Appearances and messaging are important in today’s world. It’s hard to successfully characterize something as a crisis if you can’t be bothered to change your schedule and skip non-essential events in order to work the phones with international leaders and build working coalitions to deal with the problem. When the President goes to fundraisers in the midst of these events, he’s implicitly communicating that he is more concerned about Republicans than he is about the Middle East, or the Ukrainian separatist activities, or the influx of unaccompanied minor illegal immigrants.
Senator Feinstein recognizes that — and, I suspect, so do the perpetrators of the events that have given rise to these crises in the first place. I think it’s time for the President to skip a few fundraisers.
I will say this, however — if it is determined that pro-Russian Ukrainian separatists did shoot down the plane with a missile, it is one of the worst, most unforgivable crimes imaginable. Hundreds of people from a number of different nations boarded this particular jet in Amsterdam, headed to Kuala Lumpur. They didn’t know that boarding an international flight that was just like countless others would be their doom. The jet flew through peaceful airspace, where there had been no warning of any danger. The people on the plane were absolutely defenseless against an attack. Anyone who would shoot down a plane under those circumstances — even if it was a case of mistaken identity — simply does not deserve to live in the modern, civilized world.
If a missile attack in fact occurred, whoever was responsible for this outrage must be punished, and the punishment should come from every nation that had citizens aboard that jet. If Ukrainian separatists were the culprits, then the United States should side with the Ukrainian government and do whatever it can to defeat the separatists, learn who perpetrated this act, bring them to justice, and see that they are appropriately punished. If Russia wants to be accepted as a responsible figure on the international scene, it should do likewise — and so should every other country that has an international airport.

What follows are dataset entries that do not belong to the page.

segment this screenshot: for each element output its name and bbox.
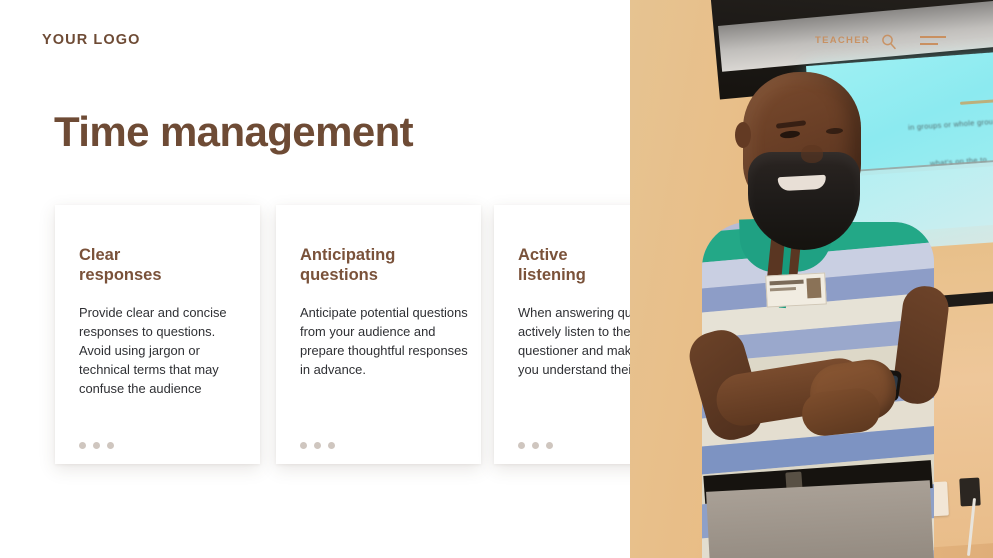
brand-logo[interactable]: YOUR LOGO xyxy=(42,32,141,48)
trousers xyxy=(706,480,934,558)
ear xyxy=(735,122,751,148)
card-body: Anticipate potential questions from your… xyxy=(300,304,469,380)
nose xyxy=(801,145,823,163)
card-title-line-1: Clear xyxy=(79,246,120,264)
dot-3[interactable] xyxy=(107,442,114,449)
slide-root: YOUR LOGO Time management Clear response… xyxy=(0,0,993,558)
card-title: Clear responses xyxy=(79,245,244,286)
feature-cards-group: Clear responses Provide clear and concis… xyxy=(55,205,700,464)
hamburger-menu-icon[interactable] xyxy=(920,36,946,48)
feature-card-clear-responses[interactable]: Clear responses Provide clear and concis… xyxy=(55,205,260,464)
card-title-line-2: listening xyxy=(518,266,586,284)
dot-1[interactable] xyxy=(79,442,86,449)
feature-card-anticipating-questions[interactable]: Anticipating questions Anticipate potent… xyxy=(276,205,481,464)
card-title-line-2: questions xyxy=(300,266,378,284)
presenter-figure xyxy=(630,0,993,558)
top-navigation: TEACHER xyxy=(630,0,993,78)
card-pagination-dots[interactable] xyxy=(79,442,114,449)
card-title-line-1: Anticipating xyxy=(300,246,395,264)
card-pagination-dots[interactable] xyxy=(518,442,553,449)
dot-2[interactable] xyxy=(532,442,539,449)
search-icon[interactable] xyxy=(880,33,898,51)
dot-2[interactable] xyxy=(314,442,321,449)
dot-2[interactable] xyxy=(93,442,100,449)
dot-3[interactable] xyxy=(328,442,335,449)
card-body: Provide clear and concise responses to q… xyxy=(79,304,248,399)
dot-3[interactable] xyxy=(546,442,553,449)
card-title-line-2: responses xyxy=(79,266,162,284)
card-title-line-1: Active xyxy=(518,246,568,264)
presenter-photo: in groups or whole grou what's on the to xyxy=(630,0,993,558)
nav-label-teacher[interactable]: TEACHER xyxy=(815,35,870,46)
dot-1[interactable] xyxy=(300,442,307,449)
dot-1[interactable] xyxy=(518,442,525,449)
card-pagination-dots[interactable] xyxy=(300,442,335,449)
page-title: Time management xyxy=(54,108,413,156)
card-title: Anticipating questions xyxy=(300,245,465,286)
name-badge xyxy=(765,272,827,307)
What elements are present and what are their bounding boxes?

I’m tired of mealy-mouthed responses to criminal, terrorist acts that demand swift and sure action. If commercial jets can be shot from the skies without fear of prompt and painful retribution, then the world has become a grimmer, darker place. We simply cannot permit such acts to go unpunished. Let’s get the facts, get them quickly, and then take meaningful steps against whoever perpetrated this awful crime.

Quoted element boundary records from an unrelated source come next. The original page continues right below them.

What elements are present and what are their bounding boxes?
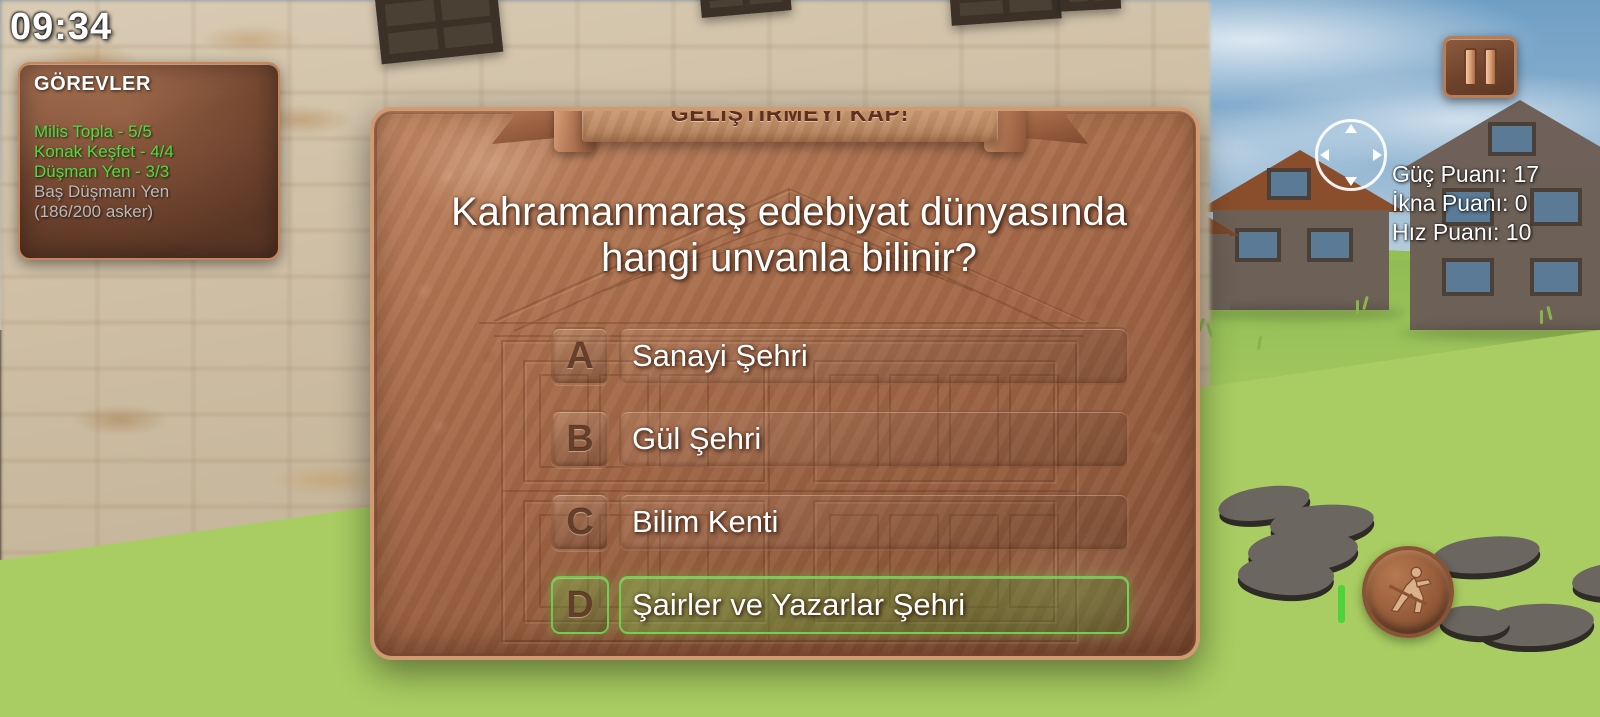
stats-panel: Güç Puanı: 17 İkna Puanı: 0 Hız Puanı: 1… <box>1392 160 1539 246</box>
pause-icon <box>1464 48 1477 86</box>
quests-panel: GÖREVLER Milis Topla - 5/5 Konak Keşfet … <box>18 62 280 260</box>
answer-options: A Sanayi Şehri B Gül Şehri C Bilim Kenti… <box>374 316 1200 648</box>
game-timer: 09:34 <box>10 6 112 49</box>
quest-item: Milis Topla - 5/5 <box>34 122 264 142</box>
stat-speed: Hız Puanı: 10 <box>1392 218 1539 247</box>
grass-tuft <box>1540 310 1543 324</box>
answer-option-c-letter: C <box>551 493 609 551</box>
answer-option-c[interactable]: C Bilim Kenti <box>374 482 1200 565</box>
answer-option-c-label: Bilim Kenti <box>632 493 778 551</box>
answer-option-b[interactable]: B Gül Şehri <box>374 399 1200 482</box>
quest-item: Baş Düşmanı Yen <box>34 182 264 202</box>
pause-button[interactable] <box>1443 36 1517 98</box>
question-text: Kahramanmaraş edebiyat dünyasında hangi … <box>414 189 1164 282</box>
answer-option-a-label: Sanayi Şehri <box>632 327 808 385</box>
quests-title: GÖREVLER <box>34 73 264 96</box>
quiz-panel: SORUYU BİL, KONAKTAN GELİŞTİRMEYİ KAP! K… <box>370 107 1200 660</box>
answer-option-d-label: Şairler ve Yazarlar Şehri <box>632 576 965 634</box>
answer-option-a[interactable]: A Sanayi Şehri <box>374 316 1200 399</box>
quest-item: (186/200 asker) <box>34 202 264 222</box>
dpad-compass-icon[interactable] <box>1315 119 1387 191</box>
quest-list: Milis Topla - 5/5 Konak Keşfet - 4/4 Düş… <box>34 122 264 222</box>
banner-line-2: GELİŞTİRMEYİ KAP! <box>671 107 910 127</box>
quest-item: Konak Keşfet - 4/4 <box>34 142 264 162</box>
grass-tuft <box>1356 300 1359 314</box>
quiz-banner: SORUYU BİL, KONAKTAN GELİŞTİRMEYİ KAP! <box>492 107 1088 153</box>
health-bar <box>1338 585 1345 623</box>
ribbon-body: SORUYU BİL, KONAKTAN GELİŞTİRMEYİ KAP! <box>582 107 998 142</box>
answer-option-d-letter: D <box>551 576 609 634</box>
quest-item: Düşman Yen - 3/3 <box>34 162 264 182</box>
game-screen: 09:34 GÖREVLER Milis Topla - 5/5 Konak K… <box>0 0 1600 717</box>
answer-option-b-letter: B <box>551 410 609 468</box>
answer-option-b-label: Gül Şehri <box>632 410 761 468</box>
stat-power: Güç Puanı: 17 <box>1392 160 1539 189</box>
answer-option-d[interactable]: D Şairler ve Yazarlar Şehri <box>374 565 1200 648</box>
stat-persuasion: İkna Puanı: 0 <box>1392 189 1539 218</box>
answer-option-a-letter: A <box>551 327 609 385</box>
pause-icon <box>1484 48 1497 86</box>
running-soldier-medallion-icon[interactable] <box>1362 546 1454 638</box>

I hope that we don’ return to the unsettling Cold War world, with its doomsday clocks and periodic crises that could blow up into catastrophic confrontation. I hope we also aren’t so smug, however, that we confidently conclude that it just can’t happen. Such conclusions are wishful thinking. There are lots of people out there with lots of territorial ambitions who are willing to run stupid risks to try to achieve them, and we need to recognize that reality and deal with it.
The unfolding developments in the Ukraine, however, also give rise to a deeper, yet equally significant concern arising from the fact that the Russian military actions apparently caught the United States, and the western world, completely by surprise. People in the foreign policy world had confidently predicted that Vladimir Putin, flush from the favorable PR about the Sochi Olympic Games, wouldn’t risk the goodwill of the world by taking any kind of military action in the Ukraine, or lacked the will or resources or interest to do so. Of course, those people were wrong.

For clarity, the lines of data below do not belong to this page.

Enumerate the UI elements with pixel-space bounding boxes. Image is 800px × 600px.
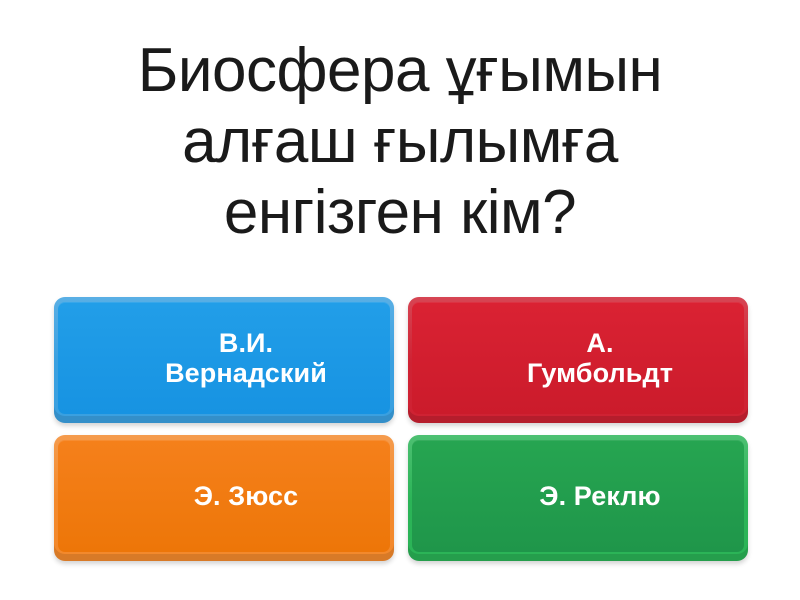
answer-option-a[interactable]: A В.И. Вернадский [54, 297, 394, 423]
answer-options-grid: A В.И. Вернадский B А. Гумбольдт C Э. Зю… [54, 297, 748, 561]
answer-label-c: Э. Зюсс [194, 481, 299, 511]
answer-option-b[interactable]: B А. Гумбольдт [408, 297, 748, 423]
answer-label-a: В.И. Вернадский [165, 328, 327, 388]
answer-face-c: Э. Зюсс [58, 440, 390, 552]
answer-option-c[interactable]: C Э. Зюсс [54, 435, 394, 561]
answer-label-b: А. Гумбольдт [527, 328, 673, 388]
answer-option-d[interactable]: D Э. Реклю [408, 435, 748, 561]
answer-face-d: Э. Реклю [412, 440, 744, 552]
question-area: Биосфера ұғымын алғаш ғылымға енгізген к… [0, 0, 800, 285]
answer-label-d: Э. Реклю [539, 481, 660, 511]
quiz-screen: Биосфера ұғымын алғаш ғылымға енгізген к… [0, 0, 800, 600]
answer-face-a: В.И. Вернадский [58, 302, 390, 414]
question-text: Биосфера ұғымын алғаш ғылымға енгізген к… [138, 36, 663, 248]
answer-face-b: А. Гумбольдт [412, 302, 744, 414]
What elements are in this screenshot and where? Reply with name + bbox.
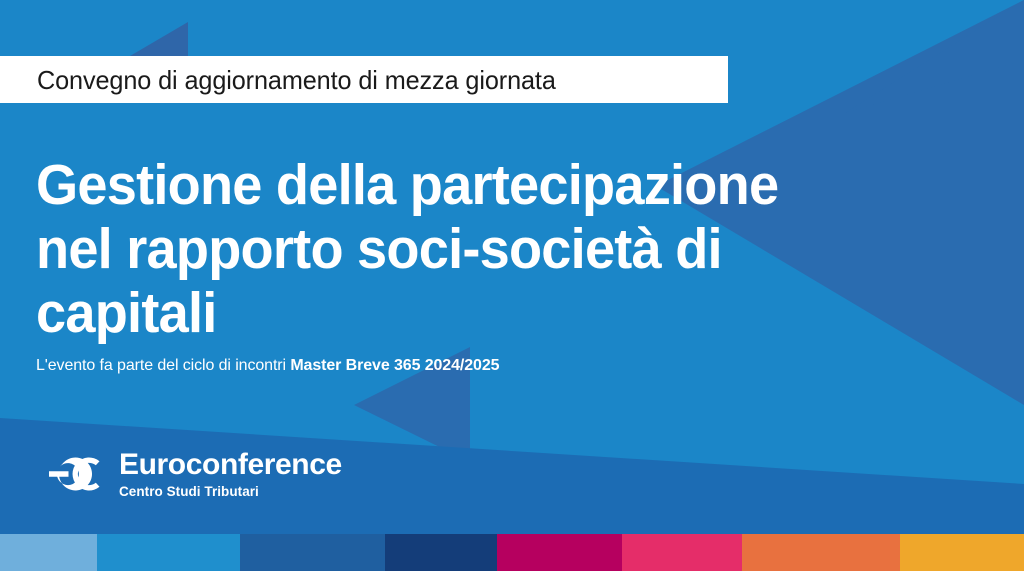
headline-line-3: capitali bbox=[36, 282, 929, 346]
eyebrow-text: Convegno di aggiornamento di mezza giorn… bbox=[37, 67, 556, 93]
color-strip-segment-orange bbox=[742, 534, 900, 571]
headline-line-2: nel rapporto soci-società di bbox=[36, 218, 929, 282]
color-strip-segment-light-blue bbox=[0, 534, 97, 571]
brand-logo: Euroconference Centro Studi Tributari bbox=[38, 450, 342, 499]
color-strip-segment-amber bbox=[900, 534, 1024, 571]
logo-name: Euroconference bbox=[119, 450, 342, 480]
brand-color-strip bbox=[0, 534, 1024, 571]
color-strip-segment-magenta bbox=[497, 534, 622, 571]
logo-wordmark: Euroconference Centro Studi Tributari bbox=[119, 450, 342, 499]
subtitle: L'evento fa parte del ciclo di incontri … bbox=[36, 356, 499, 375]
ec-monogram-icon bbox=[38, 451, 108, 497]
logo-tagline: Centro Studi Tributari bbox=[119, 485, 342, 499]
subtitle-series-name: Master Breve 365 2024/2025 bbox=[290, 357, 499, 374]
color-strip-segment-sky-blue bbox=[97, 534, 240, 571]
subtitle-lead: L'evento fa parte del ciclo di incontri bbox=[36, 357, 290, 374]
headline-line-1: Gestione della partecipazione bbox=[36, 154, 929, 218]
color-strip-segment-pink bbox=[622, 534, 742, 571]
event-banner: Convegno di aggiornamento di mezza giorn… bbox=[0, 0, 1024, 571]
color-strip-segment-navy-blue bbox=[385, 534, 497, 571]
color-strip-segment-medium-blue bbox=[240, 534, 385, 571]
page-title: Gestione della partecipazione nel rappor… bbox=[36, 154, 929, 345]
eyebrow-band: Convegno di aggiornamento di mezza giorn… bbox=[0, 56, 728, 103]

Is our failure to predict the Russian actions in the Ukraine due to poor intelligence, or of a cocoon-like atmosphere in our foreign policy establishment that doesn’t recognize that other countries and leaders might not see the world as we do? This article in The American Interest argues that it is the latter — and that the cocoon, unless and until punctured, is going to produce more foreign policy crises and setbacks in the future.
I don’t know if the hypothesis of the article is correct or not — but I do think that, when it comes to contingency planning about responses to fast-moving global events, it’s essential to have different viewpoints represented and presented to President Obama. If our current foreign policy apparatus doesn’t include the contrarians who are willing to offer their competing views and the decision-makers who will consider those views, we need to make some changes, pronto. Presidents can only make good decisions if they are given full information and a range of options.